For apps with narrow, predictable input domains—transcription, form filling, domain-specific Q&A—the technique is a clear win. It's particularly effective when combined with other mobile optimizations: quantization-aware training, operator fusion, and Metal Performance Shaders for matrix ops.

Future Directions

Adaptive vocabulary selection is the next frontier. Instead of static pruning, the app could download vocabulary "packs" on-demand based on usage patterns. A 50MB base model ships with the top 5,000 tokens; if the user types Mandarin, fetch the CJK pack (80MB) in the background. This requires App Store compliance for dynamic code/data loading, but Apple's on-demand resources API supports it.
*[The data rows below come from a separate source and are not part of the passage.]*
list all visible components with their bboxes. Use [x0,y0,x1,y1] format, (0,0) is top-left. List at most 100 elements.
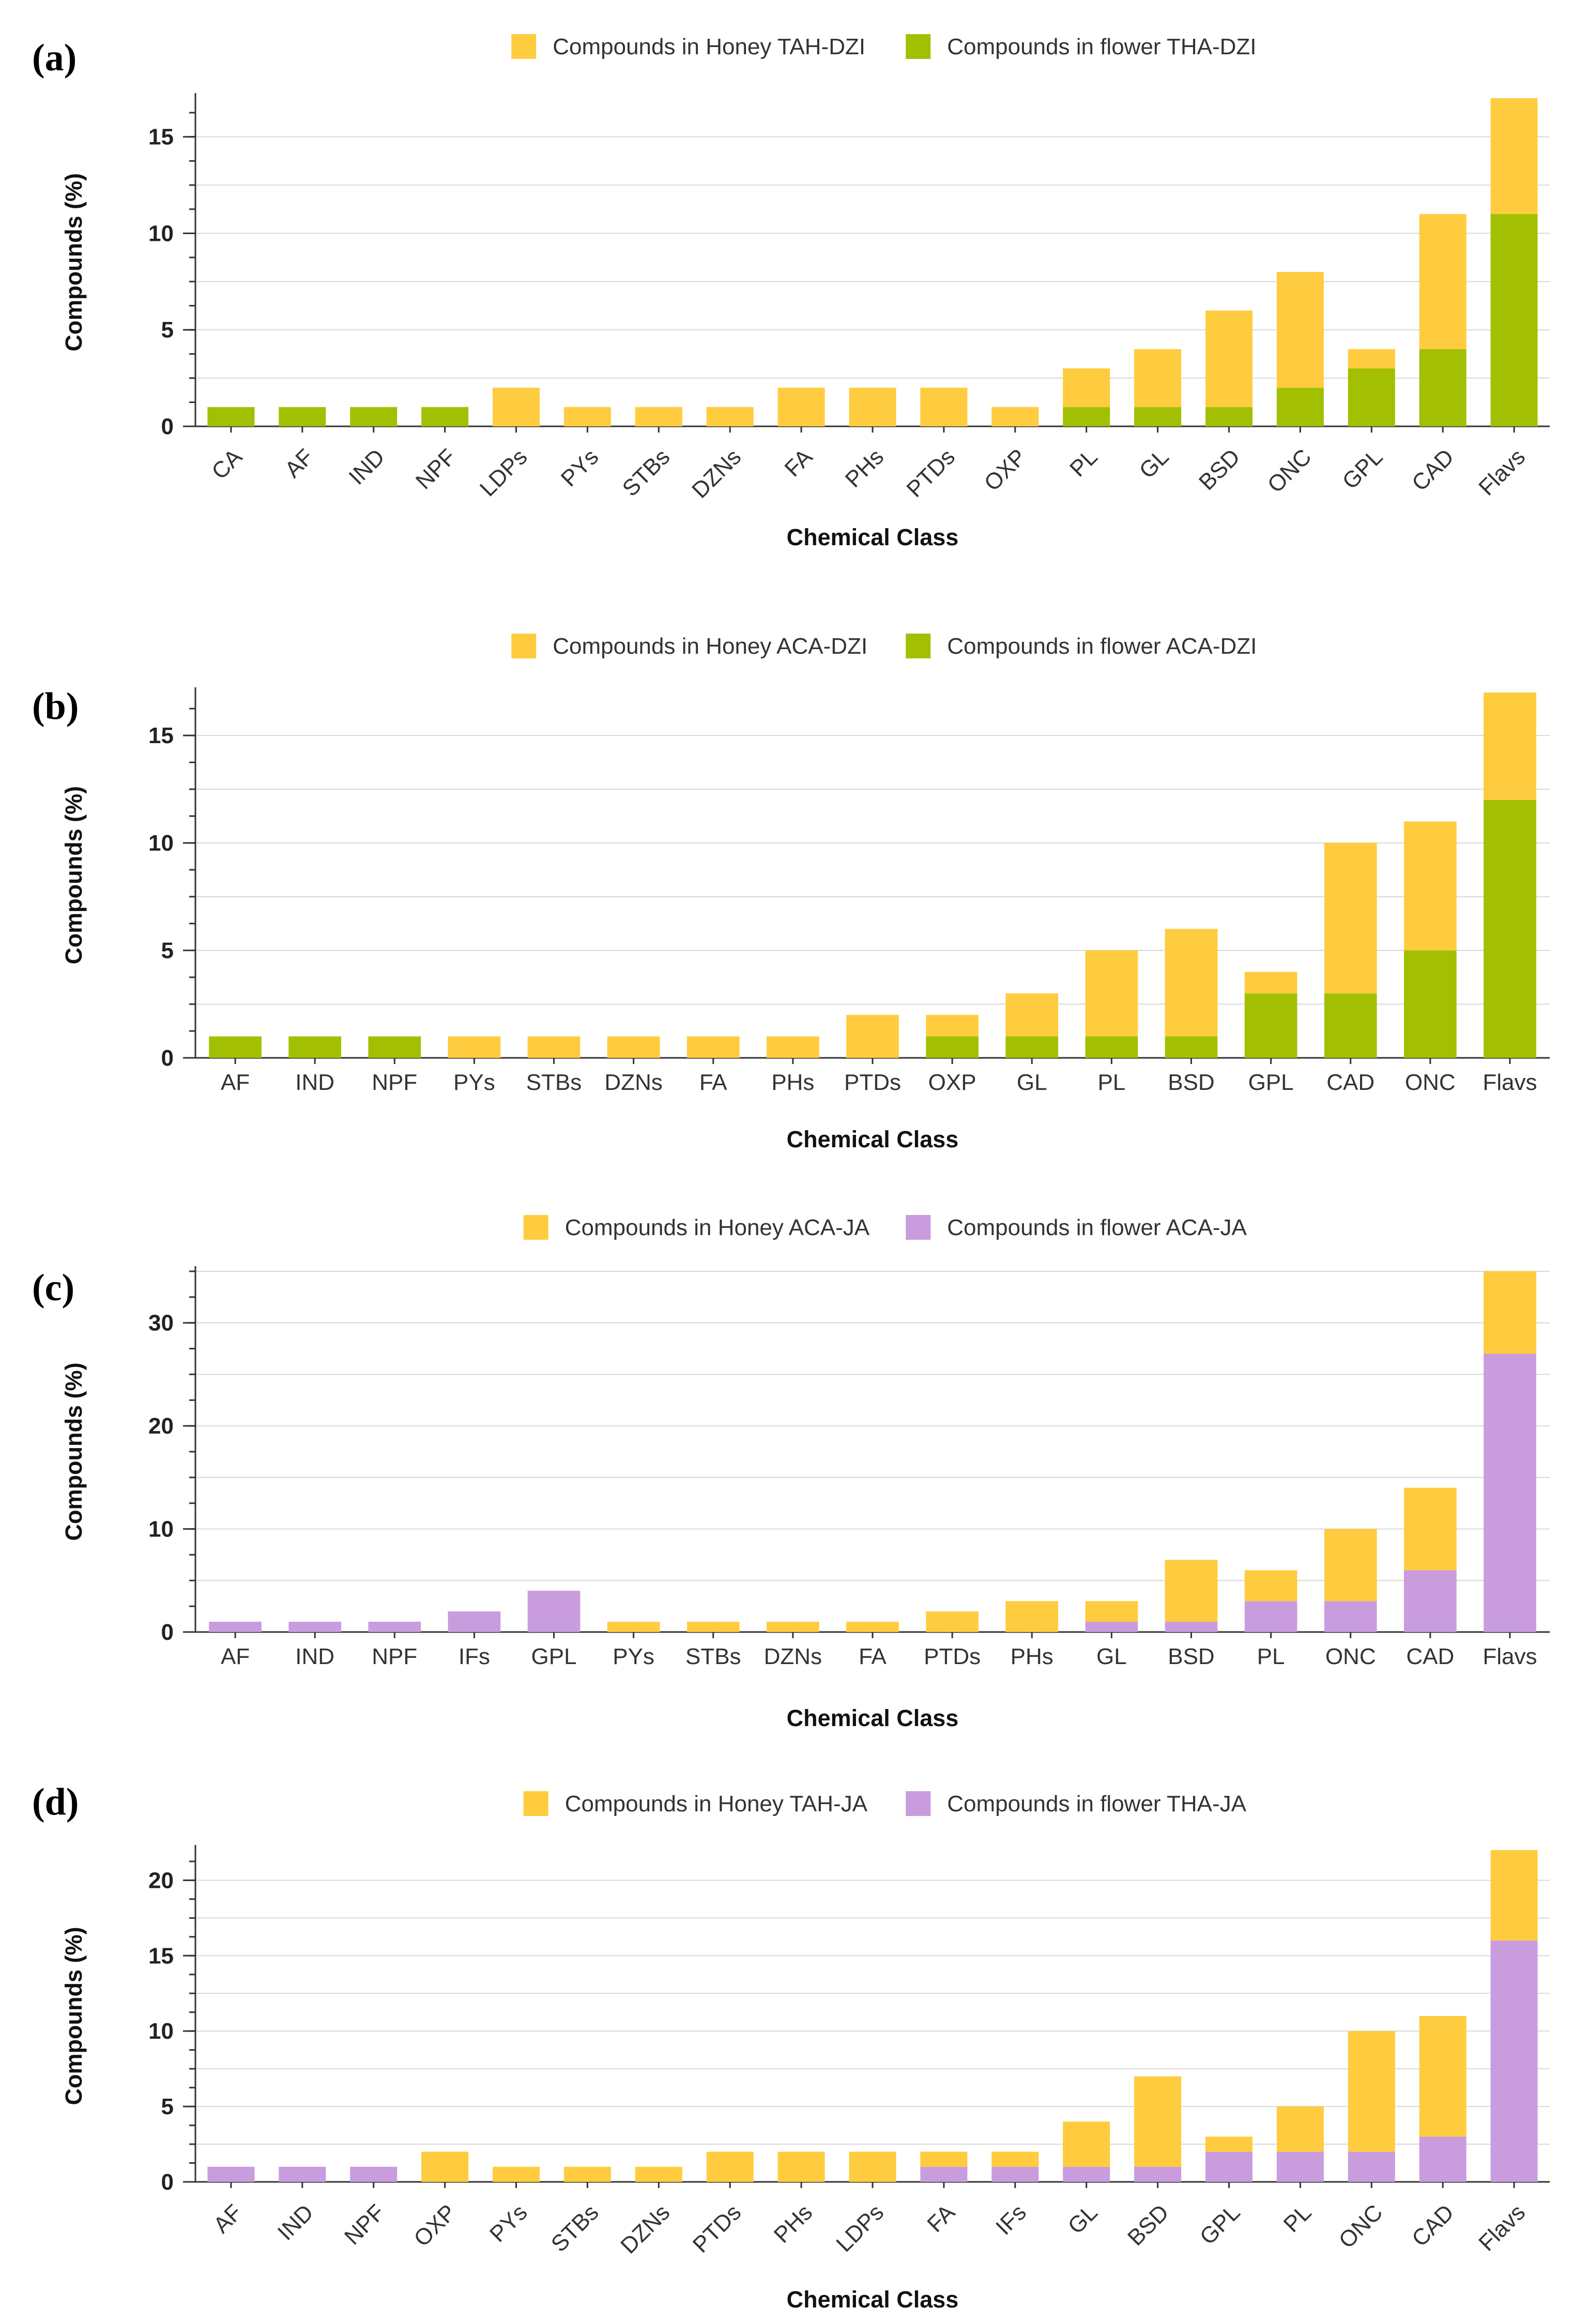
y-axis-title: Compounds (%) [60,1363,87,1541]
x-tick-label: PYs [613,1644,654,1669]
bar-dzns-honey [607,1036,660,1058]
x-tick-label: STBs [526,1070,582,1095]
bar-cad-flower [1403,1570,1457,1632]
bar-ind-flower [279,2166,326,2182]
x-tick-label: PHs [1011,1644,1053,1669]
chart-b: 0 5 10 15 AF IND NPF PYs STBs DZNs FA PHs PTDs OXP GL P… [60,634,1550,1152]
x-tick-label: GPL [531,1644,577,1669]
bar-stbs-honey [686,1622,740,1632]
y-tick-label: 10 [148,1517,174,1542]
y-axis-title: Compounds (%) [60,1927,87,2105]
bar-onc-honey [1324,1529,1377,1602]
bar-pl-honey [1276,2106,1324,2152]
bar-ind-flower [288,1036,342,1058]
x-tick-label: PL [1257,1644,1285,1669]
bar-pys-honey [448,1036,501,1058]
bar-gl-honey [1005,993,1059,1037]
x-tick-label: PYs [556,444,604,491]
bar-fa-flower [920,2166,968,2182]
panel-d: (d) 0 5 10 15 20 AF IND NPF OXP PYs STBs DZNs PTDs PH… [0,1742,1573,2324]
bar-onc-flower [1403,950,1457,1058]
legend-label: Compounds in flower THA-DZI [947,34,1256,59]
x-tick-label: GPL [1195,2199,1245,2250]
panel-label-c: (c) [32,1267,75,1309]
panel-c: (c) 0 10 20 30 AF IND NPF IFs GPL PYs STBs DZNs FA PT… [0,1163,1573,1742]
x-tick-label: PTDs [902,444,960,502]
x-tick-label: IFs [459,1644,490,1669]
bar-fa-honey [846,1622,899,1632]
bar-oxp-honey [421,2151,469,2182]
legend-label: Compounds in flower ACA-JA [947,1215,1247,1240]
bar-gpl-flower [527,1591,581,1632]
bar-flavs-honey [1484,692,1536,800]
bar-pl-honey [1085,950,1138,1037]
legend: Compounds in Honey TAH-DZI Compounds in f… [511,34,1257,59]
x-axis-title: Chemical Class [787,524,959,550]
x-tick-label: FA [922,2199,960,2237]
x-axis-title: Chemical Class [787,1705,959,1731]
x-tick-label: NPF [340,2199,390,2250]
x-tick-label: OXP [928,1070,976,1095]
bar-gpl-honey [1244,972,1297,994]
bar-gl-honey [1063,2121,1110,2167]
x-tick-label: Flavs [1483,1070,1537,1095]
bars [209,692,1536,1058]
x-tick-label: PTDs [688,2199,746,2257]
x-tick-label: IND [295,1070,334,1095]
x-tick-label: ONC [1263,444,1317,498]
bar-bsd-flower [1205,407,1253,426]
bar-dzns-honey [635,2166,682,2182]
y-tick-label: 5 [161,2094,174,2119]
x-tick-label: PYs [453,1070,495,1095]
bar-gl-flower [1005,1036,1059,1058]
bar-phs-honey [849,388,896,426]
x-tick-label: CAD [1326,1070,1375,1095]
y-tick-label: 0 [161,1045,174,1071]
bar-cad-flower [1419,349,1467,426]
bar-gl-flower [1134,407,1182,426]
bar-bsd-flower [1165,1036,1218,1058]
bar-pys-honey [563,407,611,426]
bar-bsd-flower [1165,1622,1218,1632]
x-tick-label: PYs [485,2199,532,2247]
legend-swatch [906,34,931,59]
x-tick-label: DZNs [604,1070,662,1095]
x-tick-label: OXP [980,444,1031,496]
bar-gl-honey [1085,1601,1138,1622]
bar-gpl-flower [1348,368,1395,426]
bar-stbs-honey [527,1036,581,1058]
bars [207,1850,1538,2182]
x-tick-label: PTDs [844,1070,901,1095]
bar-cad-honey [1324,843,1377,994]
bar-dzns-honey [767,1622,819,1632]
x-tick-label: PL [1279,2199,1317,2237]
y-tick-label: 10 [148,221,174,246]
legend-label: Compounds in Honey ACA-JA [565,1215,870,1240]
x-tick-label: IND [273,2199,318,2245]
x-axis-title: Chemical Class [787,2286,959,2313]
x-tick-label: ONC [1325,1644,1376,1669]
bar-gpl-honey [1205,2136,1253,2152]
bar-bsd-honey [1165,929,1218,1037]
bar-npf-flower [368,1622,421,1632]
bar-bsd-flower [1134,2166,1182,2182]
y-axis-title: Compounds (%) [60,786,87,964]
bar-flavs-honey [1484,1271,1536,1354]
panel-label-b: (b) [32,685,79,728]
bar-ptds-honey [706,2151,754,2182]
x-tick-label: GL [1096,1644,1127,1669]
bar-fa-honey [686,1036,740,1058]
legend-swatch [906,1215,931,1240]
x-tick-label: GL [1134,444,1173,483]
gridlines [195,136,1550,379]
x-tick-label: ONC [1334,2199,1388,2253]
legend-swatch [906,1791,931,1816]
x-tick-label: CAD [1407,444,1459,496]
bar-ind-flower [288,1622,342,1632]
x-tick-label: STBs [685,1644,741,1669]
bar-ifs-flower [448,1611,501,1632]
x-tick-label: BSD [1168,1644,1214,1669]
bar-af-flower [209,1622,262,1632]
bar-oxp-honey [991,407,1039,426]
x-tick-label: Flavs [1474,444,1530,500]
Another avenue: cross-app vocabulary sharing. If multiple LLM-powered apps on a device use the same foundation model, they could share a common pruned embedding layer via a system-level cache, similar to how iOS shares framework dylibs. This needs OS-level support, but the storage savings for users with 5+ AI apps would be substantial.

Incremental vocabulary pruning is a pragmatic optimization that respects the realities of mobile distribution: users care about download size, and developers care about startup time. By analyzing token frequency and selectively loading embeddings, we've shipped models that feel faster and lighter—without sacrificing the intelligence that makes them useful.